How can I get same "ragged" appearance for a normal data.frame
object?
可复制的示例:
before= data.frame(C1= c(rep("A", 5), rep("L", 2)),
C2= c("B", rep("E", 3), rep("K", 2), "L"),
C3= c("C", "F", rep("H", 5)),
C4= c("D", "G", "I", rep("J", 4)),
stringsAsFactors = FALSE)
before
...
C1 C2 C3 C4
1 A B C D
2 A E F G
3 A E H I
4 A E H J
5 A K H J
6 L K H J
7 L L H J
函数的外观如何,它将对象 before
转换为类 data.frame
的新对象 after
,该对象被打印到带有 print(after)
的控制台,如下所示...
How does a function look like which converts the object before
to a new object after
of class data.frame
, which is printed to console with print(after)
as follows...
C1 C2 C3 C4
1 A B C D
2 E F G
3 H I
4 J
5 K H J
6 L K H J
7 L H J
如有必要,可以接受这种演示格式丢失的遗留数据.
If necessary, it is acceptable that the left out data are lost for this presentation format.
推荐答案
也许不是最优雅的解决方案(a.很多 for
循环,b.将任何类型的列强制转换为字符,c.没有输入断言,例如d.slow等),但是遵循函数 rag_blank
似乎基本上可以按照示例中的要求进行操作:
Maybe not the most elegant solution (a. lots of for
loops, b. coercing any type of column to character, c. no input assertions, d. slow, etc.), but following function rag_blank
seems to basically work as requested on the example:
## Task
before= data.frame(C1= c(rep("A", 5), rep("L", 2)),
C2= c("B", rep("E", 3), rep("K", 2), "L"),
C3= c("C", "F", rep("H", 5)),
C4= c("D", "G", "I", rep("J", 4)),
stringsAsFactors = FALSE)
before
## Solution
library(dplyr)
rag_blank= function(x, cols= seq_along(x), blank= ":"){
# Copy input
res= x
# 1st step: blank trailing cells
for(df_col in cols){
res[, df_col]= as.character(unlist(res[, df_col]))

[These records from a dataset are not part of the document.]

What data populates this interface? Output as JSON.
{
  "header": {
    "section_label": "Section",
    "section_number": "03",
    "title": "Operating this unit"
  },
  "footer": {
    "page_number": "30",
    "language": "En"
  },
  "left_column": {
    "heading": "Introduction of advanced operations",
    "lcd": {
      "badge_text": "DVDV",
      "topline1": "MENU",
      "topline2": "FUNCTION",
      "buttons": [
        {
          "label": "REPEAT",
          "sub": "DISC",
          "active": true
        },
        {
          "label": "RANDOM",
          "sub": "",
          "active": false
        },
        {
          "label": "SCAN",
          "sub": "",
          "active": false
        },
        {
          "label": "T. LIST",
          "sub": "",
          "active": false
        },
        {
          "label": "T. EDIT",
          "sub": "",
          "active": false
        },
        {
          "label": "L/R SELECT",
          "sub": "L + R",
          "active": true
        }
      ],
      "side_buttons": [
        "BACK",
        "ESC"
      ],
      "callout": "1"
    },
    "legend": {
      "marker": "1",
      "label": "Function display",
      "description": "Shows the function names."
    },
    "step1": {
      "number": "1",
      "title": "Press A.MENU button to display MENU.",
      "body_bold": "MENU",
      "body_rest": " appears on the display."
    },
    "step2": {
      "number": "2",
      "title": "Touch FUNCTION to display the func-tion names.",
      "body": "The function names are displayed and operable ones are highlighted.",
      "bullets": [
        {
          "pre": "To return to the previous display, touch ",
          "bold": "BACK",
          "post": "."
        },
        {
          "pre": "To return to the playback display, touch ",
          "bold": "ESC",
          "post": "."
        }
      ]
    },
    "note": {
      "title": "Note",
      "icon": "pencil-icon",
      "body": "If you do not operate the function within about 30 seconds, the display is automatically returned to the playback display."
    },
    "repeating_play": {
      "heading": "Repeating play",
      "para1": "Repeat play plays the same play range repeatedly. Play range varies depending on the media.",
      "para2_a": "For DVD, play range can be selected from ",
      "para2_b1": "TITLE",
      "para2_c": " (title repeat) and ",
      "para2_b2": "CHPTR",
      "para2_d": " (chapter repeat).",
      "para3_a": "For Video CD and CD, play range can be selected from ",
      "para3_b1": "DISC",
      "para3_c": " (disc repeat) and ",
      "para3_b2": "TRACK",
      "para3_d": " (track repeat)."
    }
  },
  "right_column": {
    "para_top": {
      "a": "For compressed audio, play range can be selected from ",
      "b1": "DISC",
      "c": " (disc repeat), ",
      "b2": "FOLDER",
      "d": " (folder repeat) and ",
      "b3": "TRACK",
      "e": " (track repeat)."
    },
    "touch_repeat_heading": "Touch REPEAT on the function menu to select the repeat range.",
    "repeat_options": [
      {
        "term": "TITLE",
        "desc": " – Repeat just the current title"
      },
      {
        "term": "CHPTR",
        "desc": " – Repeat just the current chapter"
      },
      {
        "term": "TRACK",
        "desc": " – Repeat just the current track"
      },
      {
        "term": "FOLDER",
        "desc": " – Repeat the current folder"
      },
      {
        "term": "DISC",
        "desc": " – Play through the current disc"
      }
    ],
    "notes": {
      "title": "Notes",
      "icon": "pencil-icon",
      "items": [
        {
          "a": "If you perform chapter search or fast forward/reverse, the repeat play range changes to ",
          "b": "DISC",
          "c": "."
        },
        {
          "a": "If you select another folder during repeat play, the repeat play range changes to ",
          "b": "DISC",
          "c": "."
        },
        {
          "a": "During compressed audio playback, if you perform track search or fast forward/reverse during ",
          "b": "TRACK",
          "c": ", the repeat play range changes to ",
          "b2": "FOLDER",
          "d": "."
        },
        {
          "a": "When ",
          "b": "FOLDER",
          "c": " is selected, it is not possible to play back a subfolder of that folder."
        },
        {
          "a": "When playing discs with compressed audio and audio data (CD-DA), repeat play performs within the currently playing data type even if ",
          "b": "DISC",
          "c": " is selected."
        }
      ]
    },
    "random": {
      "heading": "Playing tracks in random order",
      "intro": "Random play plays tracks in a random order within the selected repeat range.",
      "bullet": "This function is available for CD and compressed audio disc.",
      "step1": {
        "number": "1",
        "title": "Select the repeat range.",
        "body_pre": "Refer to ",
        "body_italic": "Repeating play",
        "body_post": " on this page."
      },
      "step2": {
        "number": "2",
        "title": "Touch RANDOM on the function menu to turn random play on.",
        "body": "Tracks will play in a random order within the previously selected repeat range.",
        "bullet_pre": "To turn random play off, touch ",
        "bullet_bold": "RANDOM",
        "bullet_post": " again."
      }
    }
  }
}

x[, df_col]= as.character(unlist(x[, df_col]))
re= rle(unlist(res[, df_col]))
re_df= data.frame(value= re$values,
length= re$lengths,
stringsAsFactors = F) %>%
mutate(idx_start= cumsum(length) - length + 2,
idx_end= idx_start + length -2)
for(re_row in 1:nrow(re_df)){
if(re_df$idx_start[re_row]<= re_df$idx_end[re_row]){
res[(re_df$idx_start[re_row]:re_df$idx_end[re_row]), df_col]= blank
}
}
}
# 2nd step: restore value if blank, resp. changed from 1st step but left cell it is not blank
for(df_col in cols[-1]){
changed_before= res[, df_col]!= x[, df_col]
left_not_changed= res[, df_col-1]== x[, df_col-1]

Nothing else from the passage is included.